Cork and Bone Bistro in Moosomin may have closed its doors temporarily due to the Covid-19 pandemic, but owner Jarrod Slugoski says as a local business owner he still wants to help in some way and be a part of the community, so this Tuesday and Wednesday, he will be selling bagged lunches to the public, with proceeds going toward a free lunch for healthcare workers at the South East Integrated Care Centre in Moosomin next Monday.

“I’m going to call it a lunch box,” he says. “I will have a sandwich and some homemade potato chips and a soft drink or alcoholic beverage.”
Slugoski says the bagged lunches can be picked up at his restaurant from 12-3 pm Tuesday and Wednesday, and if requested, they can be delivered. He is encouraging people to pre order the bagged lunches, however pre orders are not necessary, people can also drop by the restaurant and buy them.

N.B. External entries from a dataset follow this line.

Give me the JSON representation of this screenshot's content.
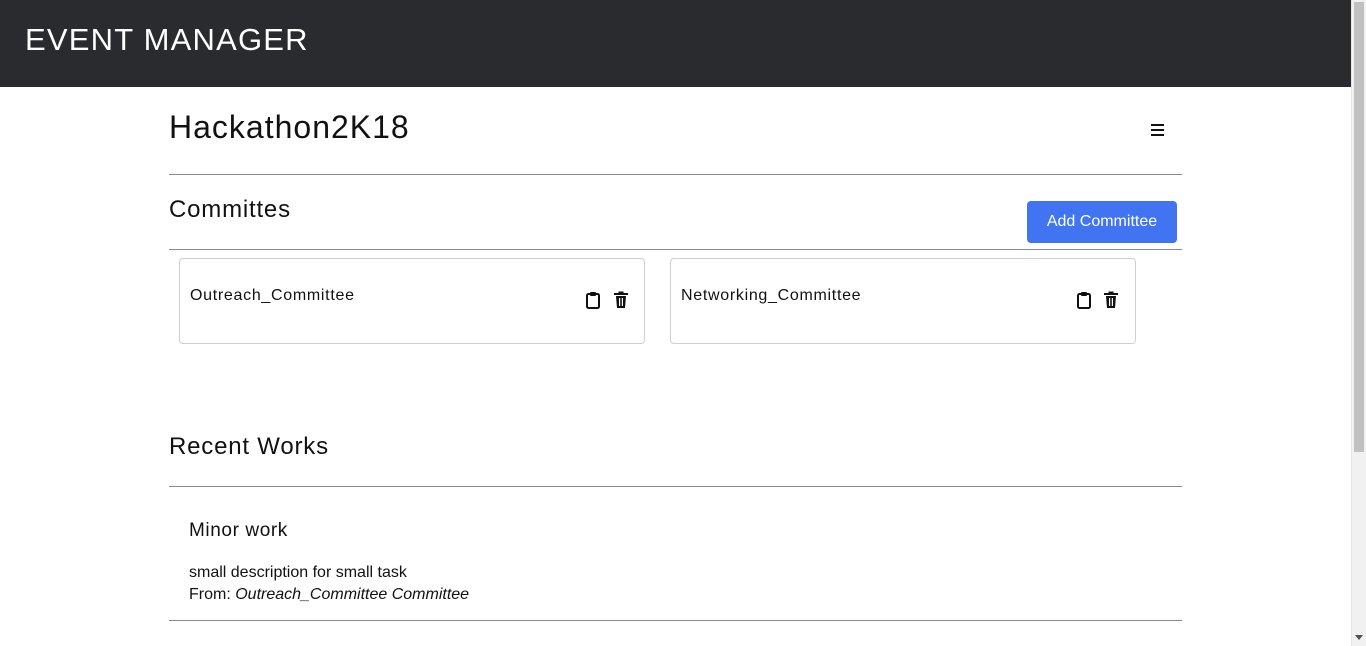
{
  "navbar": {
    "brand": "EVENT MANAGER"
  },
  "event": {
    "title": "Hackathon2K18"
  },
  "committees": {
    "heading": "Committes",
    "add_button_label": "Add Committee",
    "items": [
      {
        "name": "Outreach_Committee",
        "icons": [
          "clipboard-icon",
          "trash-icon"
        ]
      },
      {
        "name": "Networking_Committee",
        "icons": [
          "clipboard-icon",
          "trash-icon"
        ]
      }
    ]
  },
  "recent_works": {
    "heading": "Recent Works",
    "items": [
      {
        "title": "Minor work",
        "description": "small description for small task",
        "from_label": "From:",
        "from_value": "Outreach_Committee Committee"
      }
    ]
  },
  "colors": {
    "navbar_bg": "#292b2f",
    "primary_button": "#4174f0",
    "text": "#111111"
  }
}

“I am basically using the profits from the sales to provide a meal to the hospital,” he says.

“My plan was to do this every week and then we can provide a meal to a group that needs it.

“I moved to Moosomin to: a) open a business to provide for me and my son and; b) to be part of the community. I want to do things that are bigger than myself. I’m in my 40s now. I just want to stay relevant in this community by offering what it is I have to offer. I grew up in Moosomin but I’m new to Moosomin again (Slugoski moved back to open his restaurant) and I want to be a part of everything that goes on in the community. If this is what it is right now, then that’s what I will do.

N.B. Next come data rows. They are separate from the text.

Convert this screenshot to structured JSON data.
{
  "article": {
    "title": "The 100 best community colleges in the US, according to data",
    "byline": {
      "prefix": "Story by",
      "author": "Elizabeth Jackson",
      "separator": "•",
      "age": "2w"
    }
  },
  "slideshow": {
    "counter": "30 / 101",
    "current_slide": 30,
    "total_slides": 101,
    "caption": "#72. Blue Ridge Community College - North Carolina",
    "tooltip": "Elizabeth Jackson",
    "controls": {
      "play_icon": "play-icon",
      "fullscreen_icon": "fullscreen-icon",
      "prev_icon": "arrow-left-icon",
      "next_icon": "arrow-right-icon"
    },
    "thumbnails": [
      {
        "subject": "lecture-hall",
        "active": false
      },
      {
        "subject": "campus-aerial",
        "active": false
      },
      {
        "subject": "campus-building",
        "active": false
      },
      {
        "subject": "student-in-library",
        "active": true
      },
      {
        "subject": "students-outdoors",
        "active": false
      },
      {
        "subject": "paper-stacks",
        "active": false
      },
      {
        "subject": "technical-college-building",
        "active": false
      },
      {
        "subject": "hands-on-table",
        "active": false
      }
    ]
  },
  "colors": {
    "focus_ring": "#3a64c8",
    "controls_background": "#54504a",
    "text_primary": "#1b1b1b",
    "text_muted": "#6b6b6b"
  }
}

“I know the government is working hard to try and fix things for us, but until then I will just do what I can.”
Slugoski says he wants the lunches to have that “old-time schoolbox lunch feel.”

“I’m going to smoke a bunch of roast beef and do a smoked beef sandwich with cheese and our roasted garlic aioli and grainy mustard—something simple that will taste good warm or cold, no matter what,” he says.

“People can order what they want through my Facebook page.”
Slugoski says he plans to do the same lunch and arrange to have them delivered to the hospital for free to the employees there next Monday.

He says he’d like to do the same for other groups that need it each week, be it volunteers, people who are less fortunate, or any other groups that can use a free meal and some appreciation.